八咫烏《ヤタガラス》



「おまえ何者だ?」


「何者と言われましても」


「どこの族のヤツだよ、おまえ」


答えを急ぐように言葉が紡がれる。


「族とかグループとかは入ってないよ」


まぁ今は、だけど。


静寂の中で放った言葉は、はっきりと輪郭を持っていたが、キャッチの騒ぎ立てる声にかき消された。


「おまえ、名前は?いや、これだけ強いなら通り名とか、あってもおかしくねぇだろ?」


名前、ね。

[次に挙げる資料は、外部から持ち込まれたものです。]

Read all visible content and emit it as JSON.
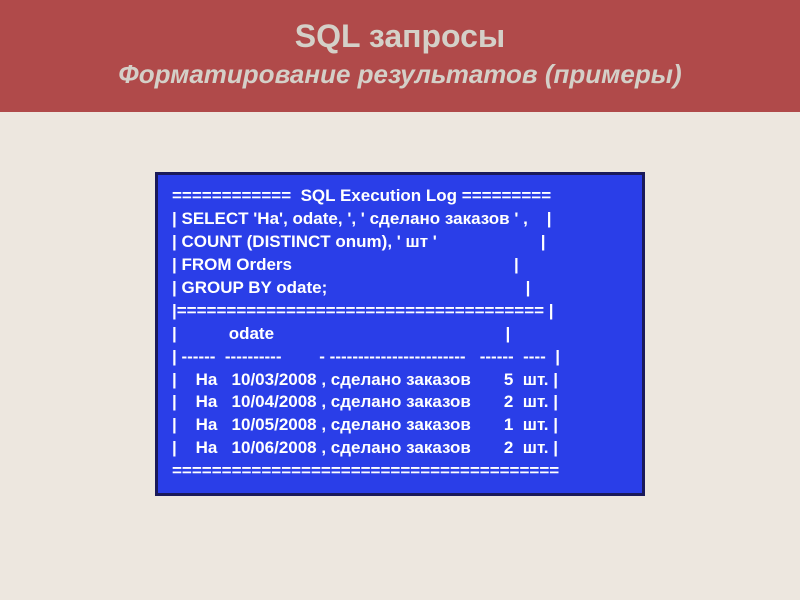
{
  "header": {
    "title": "SQL запросы",
    "subtitle": "Форматирование результатов (примеры)"
  },
  "code": {
    "lines": [
      "============  SQL Execution Log =========",
      "| SELECT 'На', odate, ', ' сделано заказов ' ,    |",
      "| COUNT (DISTINCT onum), ' шт '                      |",
      "| FROM Orders                                               |",
      "| GROUP BY odate;                                          |",
      "|===================================== |",
      "|           odate                                                 |",
      "| ------  ----------        - ------------------------   ------  ----  |",
      "|    На   10/03/2008 , сделано заказов       5  шт. |",
      "|    На   10/04/2008 , сделано заказов       2  шт. |",
      "|    На   10/05/2008 , сделано заказов       1  шт. |",
      "|    На   10/06/2008 , сделано заказов       2  шт. |",
      "======================================="
    ]
  }
}
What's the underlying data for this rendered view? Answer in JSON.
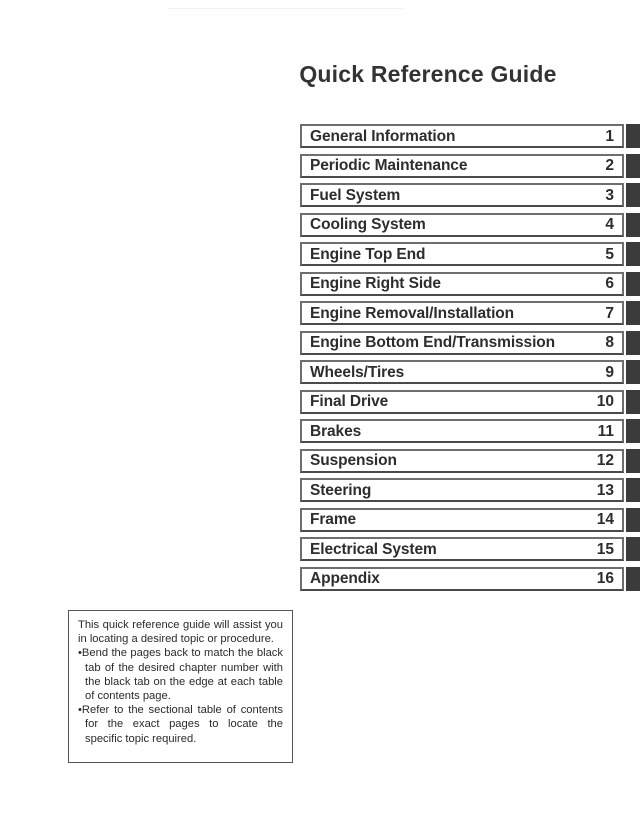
{
  "page": {
    "title": "Quick Reference Guide"
  },
  "toc": {
    "items": [
      {
        "label": "General Information",
        "number": "1"
      },
      {
        "label": "Periodic Maintenance",
        "number": "2"
      },
      {
        "label": "Fuel System",
        "number": "3"
      },
      {
        "label": "Cooling System",
        "number": "4"
      },
      {
        "label": "Engine Top End",
        "number": "5"
      },
      {
        "label": "Engine Right Side",
        "number": "6"
      },
      {
        "label": "Engine Removal/Installation",
        "number": "7"
      },
      {
        "label": "Engine Bottom End/Transmission",
        "number": "8"
      },
      {
        "label": "Wheels/Tires",
        "number": "9"
      },
      {
        "label": "Final Drive",
        "number": "10"
      },
      {
        "label": "Brakes",
        "number": "11"
      },
      {
        "label": "Suspension",
        "number": "12"
      },
      {
        "label": "Steering",
        "number": "13"
      },
      {
        "label": "Frame",
        "number": "14"
      },
      {
        "label": "Electrical System",
        "number": "15"
      },
      {
        "label": "Appendix",
        "number": "16"
      }
    ]
  },
  "note": {
    "intro": "This quick reference guide will assist you in locating a desired topic or procedure.",
    "bullets": [
      "Bend the pages back to match the black tab of the desired chapter number with the black tab on the edge at each table of contents page.",
      "Refer to the sectional table of contents for the exact pages to locate the specific topic required."
    ],
    "bullet_marker": "•"
  },
  "colors": {
    "tab": "#3b3b3b",
    "box_border": "#6e6e6e",
    "text": "#2d2d2d",
    "page_background": "#ffffff"
  }
}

ここで聞かれているのは本名とかそういうのじゃない。


なんとかの闘犬とか、どこどこの狂戦士とか、そんな勝手に付けられた厨二病チックなチームや個人を特定できる呼び名のことだ。


なんでこうも厨二病爆発した名前をつけるんだろうね。


勝手に付けられ、勝手に呼ばれ、きっと恥ずかしいだろうね。


「通り名なんてそんな特別なもの、あたしには無いよ。欲しくもないけど」



まぁ昔は仲間たちからは、"ケイ"なんて呼ばれていたけど、と過去を思い出し、ポツリと口から零れた。


って、何そんなこと言ってんの、あたし。


いくらあいつのことを思い出したからといって、こんなことほとんど知らないやつに漏らすなんて、馬鹿か。